L’atelier de Tushanwan
rédigé par Benoît Vermander
Tushanwan, sur la pointe sud de Xuijiahui, est situé à la courbe du ruisseau Zhaojiabang. Son courant s’étant arrêté, un canal y fut creusé, et la terre empilée à cet endroit forma une « colline ». De là le nom de Tushanwan (« la courbe où la terre forme une colline »). En 1864, les Jésuites de Shanghai créèrent l’orphelinat de Tushanwan, lequel ferma seulement en 1960, et fut donc en activité durant près d’un siècle.
Tushanwan fut le berceau de la peinture occidentale en Chine, et éduqua plusieurs générations d’artistes renommés. C’est la source de la culture shanghaienne moderne aussi bien que de ses arts et artisanats, l’origine de nombreuses « premières » dans l’histoire de l’artisanat chinois. Les œuvres de l’atelier furent présentées lors des expositions universelles, notamment celles de 1900, 1915, 1933 et 1939. Ses portiques chinois géants, les reproductions de pagodes, les portraits et sculptures der personnages célèbres et de Madones chinoises y obtinrent plusieurs prix et médailles.
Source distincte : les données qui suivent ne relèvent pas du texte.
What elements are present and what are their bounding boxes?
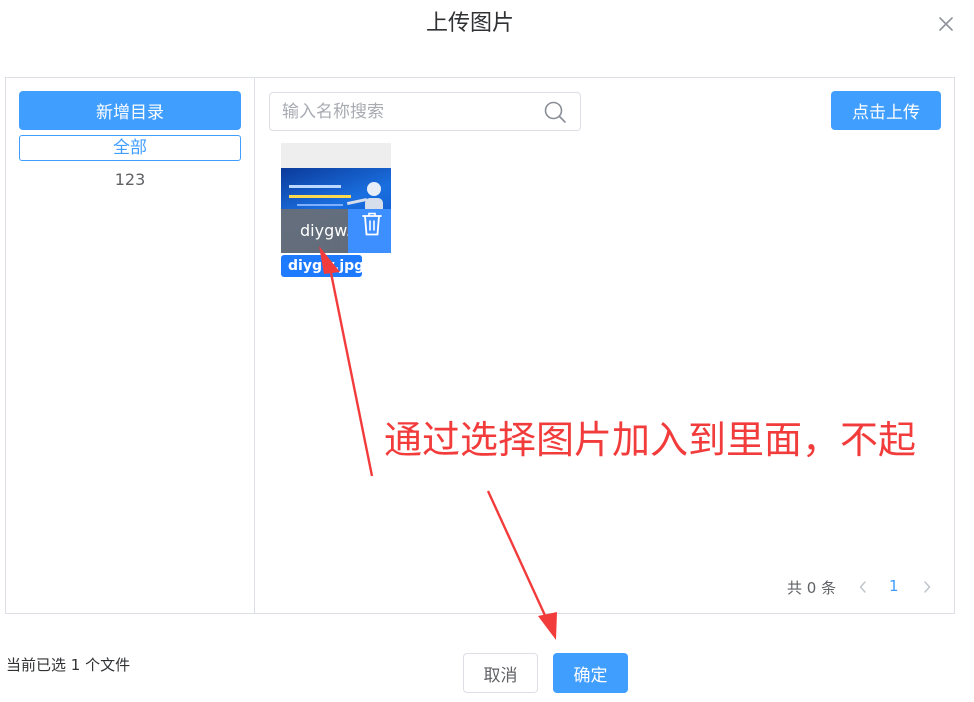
search-box (269, 92, 581, 131)
search-input[interactable] (270, 93, 540, 130)
search-icon[interactable] (543, 100, 567, 124)
upload-button[interactable]: 点击上传 (831, 91, 941, 130)
dialog-body: 新增目录 全部 123 点击上传 (5, 77, 955, 614)
trash-icon[interactable] (361, 211, 383, 237)
pagination-page-1[interactable]: 1 (889, 577, 899, 595)
sidebar-item-all[interactable]: 全部 (19, 135, 241, 161)
cancel-button[interactable]: 取消 (463, 653, 538, 693)
file-panel: 点击上传 diygw. (256, 78, 954, 613)
thumbnail-subtitle-bar (289, 195, 351, 198)
directory-sidebar: 新增目录 全部 123 (6, 78, 255, 613)
file-thumbnail[interactable]: diygw. (281, 143, 391, 253)
file-name-overlay: diygw. (281, 209, 348, 253)
dialog-title: 上传图片 (425, 11, 514, 36)
pagination-total: 共 0 条 (787, 579, 837, 597)
confirm-button[interactable]: 确定 (553, 653, 628, 693)
new-directory-button[interactable]: 新增目录 (19, 91, 241, 130)
selected-count-text: 当前已选 1 个文件 (6, 656, 131, 674)
file-name-label[interactable]: diygw.jpg (281, 255, 362, 277)
annotation-text: 通过选择图片加入到里面，不起 (384, 418, 917, 462)
chevron-right-icon[interactable] (920, 578, 934, 596)
thumbnail-caption-bar (297, 204, 343, 206)
robot-head-graphic (367, 182, 381, 196)
chevron-left-icon[interactable] (856, 578, 870, 596)
upload-image-dialog: 上传图片 新增目录 全部 123 点击上传 (0, 0, 974, 702)
close-icon[interactable] (934, 12, 958, 36)
sidebar-item-123[interactable]: 123 (19, 168, 241, 192)
thumbnail-title-bar (289, 185, 341, 188)
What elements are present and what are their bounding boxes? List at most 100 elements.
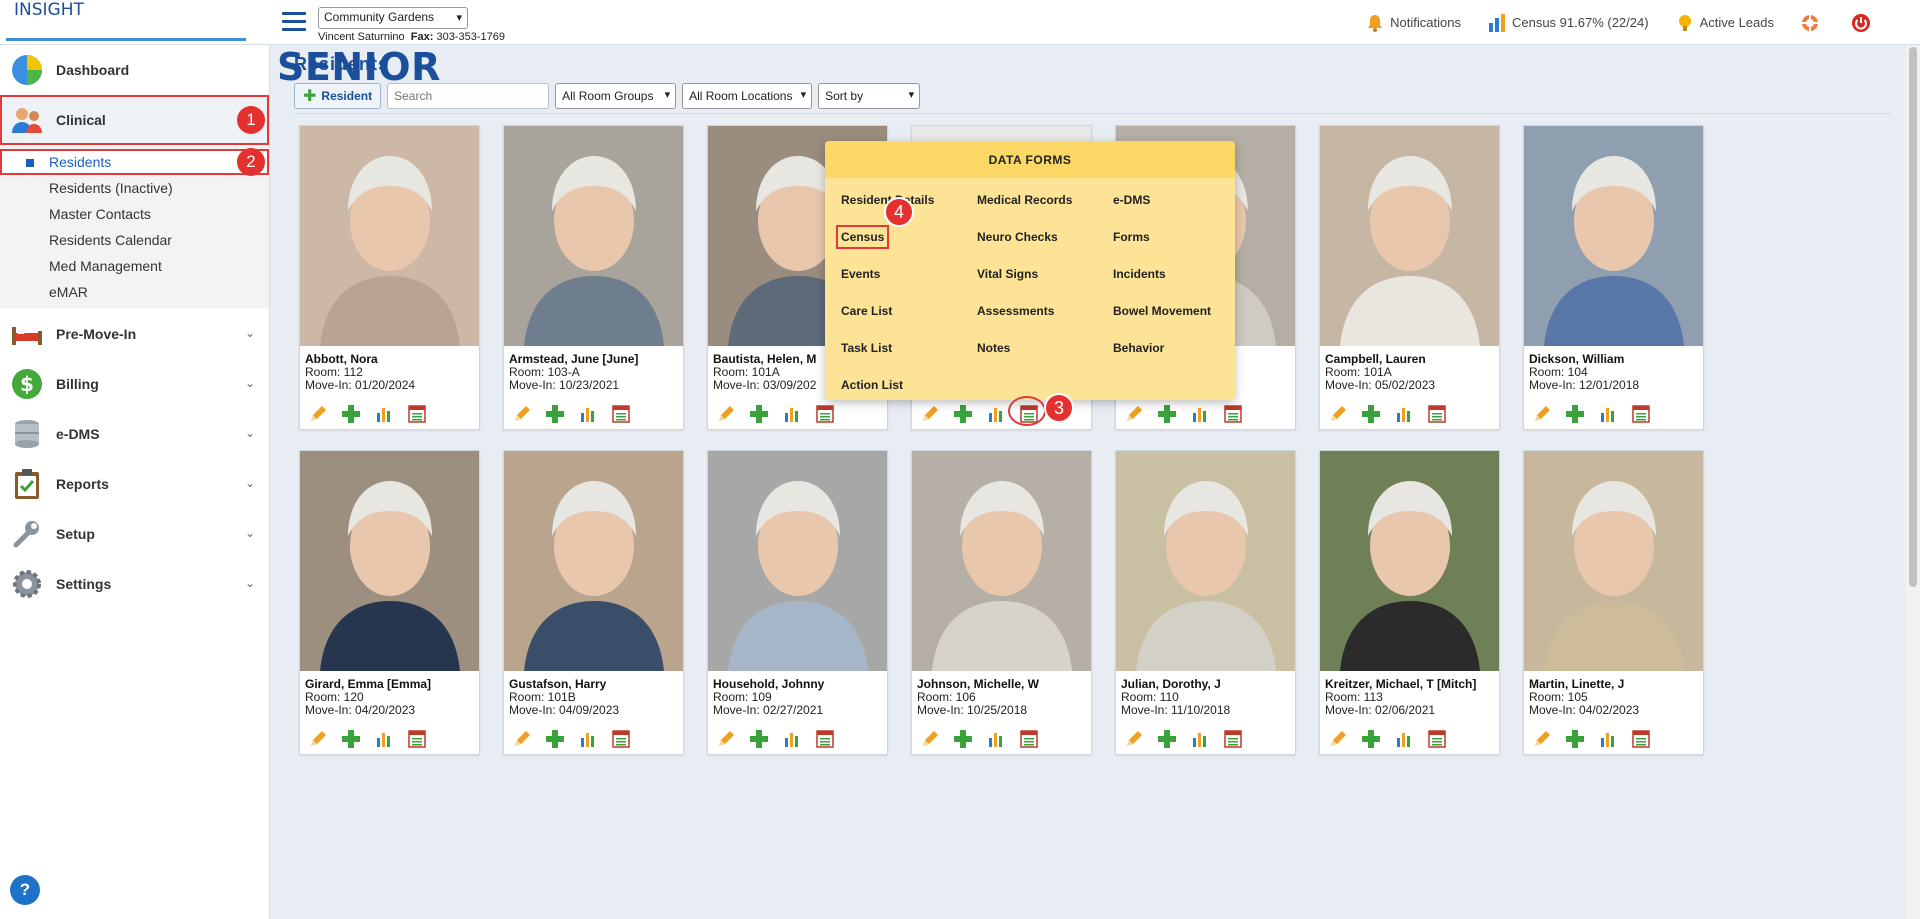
popup-link-events[interactable]: Events — [841, 263, 934, 300]
add-resident-button[interactable]: ✚ Resident — [294, 83, 382, 109]
popup-link-forms[interactable]: Forms — [1113, 226, 1211, 263]
plus-icon[interactable] — [341, 404, 361, 424]
resident-photo[interactable] — [1524, 126, 1703, 346]
resident-photo[interactable] — [708, 451, 887, 671]
data-forms-icon[interactable] — [407, 404, 427, 424]
resident-card[interactable]: Abbott, Nora Room: 112 Move-In: 01/20/20… — [299, 125, 480, 430]
data-forms-icon[interactable] — [611, 404, 631, 424]
plus-icon[interactable] — [953, 729, 973, 749]
logout-button[interactable] — [1851, 13, 1876, 33]
sidebar-item-reports[interactable]: Reports ⌄ — [0, 459, 269, 509]
pencil-icon[interactable] — [512, 404, 532, 424]
data-forms-icon[interactable] — [1019, 729, 1039, 749]
popup-link-notes[interactable]: Notes — [977, 337, 1072, 374]
data-forms-icon[interactable] — [1223, 404, 1243, 424]
chart-icon[interactable] — [1394, 404, 1414, 424]
popup-link-bowel-movement[interactable]: Bowel Movement — [1113, 300, 1211, 337]
resident-name[interactable]: Armstead, June [June] — [509, 352, 681, 366]
popup-link-medical-records[interactable]: Medical Records — [977, 189, 1072, 226]
pencil-icon[interactable] — [1532, 404, 1552, 424]
popup-link-assessments[interactable]: Assessments — [977, 300, 1072, 337]
data-forms-icon[interactable] — [1427, 729, 1447, 749]
resident-photo[interactable] — [504, 451, 683, 671]
data-forms-icon[interactable] — [611, 729, 631, 749]
resident-card[interactable]: Johnson, Michelle, W Room: 106 Move-In: … — [911, 450, 1092, 755]
resident-card[interactable]: Kreitzer, Michael, T [Mitch] Room: 113 M… — [1319, 450, 1500, 755]
chart-icon[interactable] — [1598, 729, 1618, 749]
data-forms-icon[interactable] — [1223, 729, 1243, 749]
sidebar-subitem-residents[interactable]: Residents 2 — [0, 148, 269, 176]
plus-icon[interactable] — [953, 404, 973, 424]
plus-icon[interactable] — [1157, 729, 1177, 749]
popup-link-e-dms[interactable]: e-DMS — [1113, 189, 1211, 226]
chart-icon[interactable] — [1598, 404, 1618, 424]
chart-icon[interactable] — [374, 729, 394, 749]
sidebar-item-settings[interactable]: Settings ⌄ — [0, 559, 269, 609]
facility-select[interactable]: Community Gardens ▾ — [318, 7, 468, 29]
plus-icon[interactable] — [341, 729, 361, 749]
pencil-icon[interactable] — [1532, 729, 1552, 749]
plus-icon[interactable] — [1565, 729, 1585, 749]
data-forms-icon[interactable] — [407, 729, 427, 749]
pencil-icon[interactable] — [308, 404, 328, 424]
plus-icon[interactable] — [1157, 404, 1177, 424]
resident-photo[interactable] — [1116, 451, 1295, 671]
popup-link-neuro-checks[interactable]: Neuro Checks — [977, 226, 1072, 263]
sort-by-select[interactable]: Sort by ▾ — [818, 83, 921, 109]
plus-icon[interactable] — [545, 404, 565, 424]
chart-icon[interactable] — [1190, 729, 1210, 749]
resident-photo[interactable] — [1524, 451, 1703, 671]
search-input[interactable] — [387, 83, 550, 109]
plus-icon[interactable] — [749, 404, 769, 424]
plus-icon[interactable] — [1565, 404, 1585, 424]
resident-photo[interactable] — [1320, 451, 1499, 671]
data-forms-icon[interactable] — [1631, 729, 1651, 749]
pencil-icon[interactable] — [1124, 729, 1144, 749]
plus-icon[interactable] — [1361, 404, 1381, 424]
popup-link-incidents[interactable]: Incidents — [1113, 263, 1211, 300]
sidebar-subitem-master-contacts[interactable]: Master Contacts — [0, 201, 269, 227]
data-forms-icon[interactable] — [1631, 404, 1651, 424]
sidebar-item-setup[interactable]: Setup ⌄ — [0, 509, 269, 559]
support-button[interactable] — [1800, 13, 1825, 33]
data-forms-icon[interactable] — [1427, 404, 1447, 424]
sidebar-item-billing[interactable]: $ Billing ⌄ — [0, 359, 269, 409]
pencil-icon[interactable] — [920, 729, 940, 749]
resident-card[interactable]: Julian, Dorothy, J Room: 110 Move-In: 11… — [1115, 450, 1296, 755]
chart-icon[interactable] — [578, 729, 598, 749]
chart-icon[interactable] — [782, 404, 802, 424]
pencil-icon[interactable] — [716, 729, 736, 749]
notifications-link[interactable]: Notifications — [1365, 13, 1461, 33]
chart-icon[interactable] — [578, 404, 598, 424]
chart-icon[interactable] — [782, 729, 802, 749]
room-locations-select[interactable]: All Room Locations ▾ — [682, 83, 813, 109]
pencil-icon[interactable] — [1124, 404, 1144, 424]
popup-link-action-list[interactable]: Action List — [841, 374, 934, 411]
chart-icon[interactable] — [1190, 404, 1210, 424]
resident-card[interactable]: Armstead, June [June] Room: 103-A Move-I… — [503, 125, 684, 430]
resident-name[interactable]: Dickson, William — [1529, 352, 1701, 366]
data-forms-icon[interactable] — [815, 729, 835, 749]
resident-name[interactable]: Julian, Dorothy, J — [1121, 677, 1293, 691]
popup-link-care-list[interactable]: Care List — [841, 300, 934, 337]
resident-photo[interactable] — [504, 126, 683, 346]
resident-card[interactable]: Campbell, Lauren Room: 101A Move-In: 05/… — [1319, 125, 1500, 430]
active-leads-link[interactable]: Active Leads — [1675, 13, 1774, 33]
census-link[interactable]: Census 91.67% (22/24) — [1487, 13, 1649, 33]
resident-name[interactable]: Gustafson, Harry — [509, 677, 681, 691]
sidebar-subitem-residents-calendar[interactable]: Residents Calendar — [0, 227, 269, 253]
resident-name[interactable]: Household, Johnny — [713, 677, 885, 691]
popup-link-vital-signs[interactable]: Vital Signs — [977, 263, 1072, 300]
sidebar-subitem-med-management[interactable]: Med Management — [0, 253, 269, 279]
resident-name[interactable]: Martin, Linette, J — [1529, 677, 1701, 691]
resident-photo[interactable] — [1320, 126, 1499, 346]
plus-icon[interactable] — [749, 729, 769, 749]
pencil-icon[interactable] — [308, 729, 328, 749]
popup-link-task-list[interactable]: Task List — [841, 337, 934, 374]
resident-card[interactable]: Dickson, William Room: 104 Move-In: 12/0… — [1523, 125, 1704, 430]
resident-name[interactable]: Girard, Emma [Emma] — [305, 677, 477, 691]
chart-icon[interactable] — [986, 404, 1006, 424]
resident-name[interactable]: Johnson, Michelle, W — [917, 677, 1089, 691]
sidebar-item-dashboard[interactable]: Dashboard — [0, 45, 269, 95]
sidebar-subitem-emar[interactable]: eMAR — [0, 279, 269, 305]
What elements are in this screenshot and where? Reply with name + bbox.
Le fondateur de l’atelier d’art de Tusanwan fut en fait le frère jésuite catalan Juan Ferrer, né in 1817 au sein d’une famille de sculpteurs et d’architectes. Sur l’initiative des jésuites français qui dirigeaient la mission, l’atelier fut intégré au sein d’un orphelinat ouvert sur le site en 1864. Tushanwan se trouvait ainsi intégré au complexe jésuite de Zikawei lequel comprenait des établissements d’enseignement (notamment le Collège Saint Ignace fondé par le père Claude Gotteland en 1850), une très grande bibliothèque, un musée d’histoire naturelle (fondé par le père Pierre Heude en 1868) ou encore un observatoire et une station météorologique (fondé par le père Augustin Colombel en 1873). Des professeurs jésuites français, espagnols, italiens, et, progressivement chinois, y enseignèrent aux jeunes orphelins la peinture, la sculpture, la gravure, l’ébénisterie, l’art du vitrail, l’imprimerie et d’autres techniques, formant ainsi plusieurs générations d’artisans et d’artistes shanghaïens. Vers 1886, il y avait 342 orphelins vivant à Tushanwan, 133 recevant une formation à l’atelier. Un quartier d’ouvriers chrétiens se forma peu à peu aux alentours de l’atelier, perpétuant une tradition locale spécifique. Le premier directeur de l’orphelinat fut le père Emile Chevreuil, qui exerça son mandat de 1864 à 1877 (avec une interruption en 1870-1871, puis de nouveau de 1882 à 1892). Plus tard, les pères Louis Bouvet et Joseph Lapparent jouèrent également un rôle important dans le développement de l’institution. D’autres figures notables de l’orphelinat furent le père Casimir Hersant, qui adopta les méthodes d’imprimerie les plus modernes alors en 1874, le frère Xavier Coupé, qui de 1912 à 1936 fut le directeur de l’atelier de peinture, ou encore le frère Léo Mariot, architecte et fondateur de l’atelier de sculpture.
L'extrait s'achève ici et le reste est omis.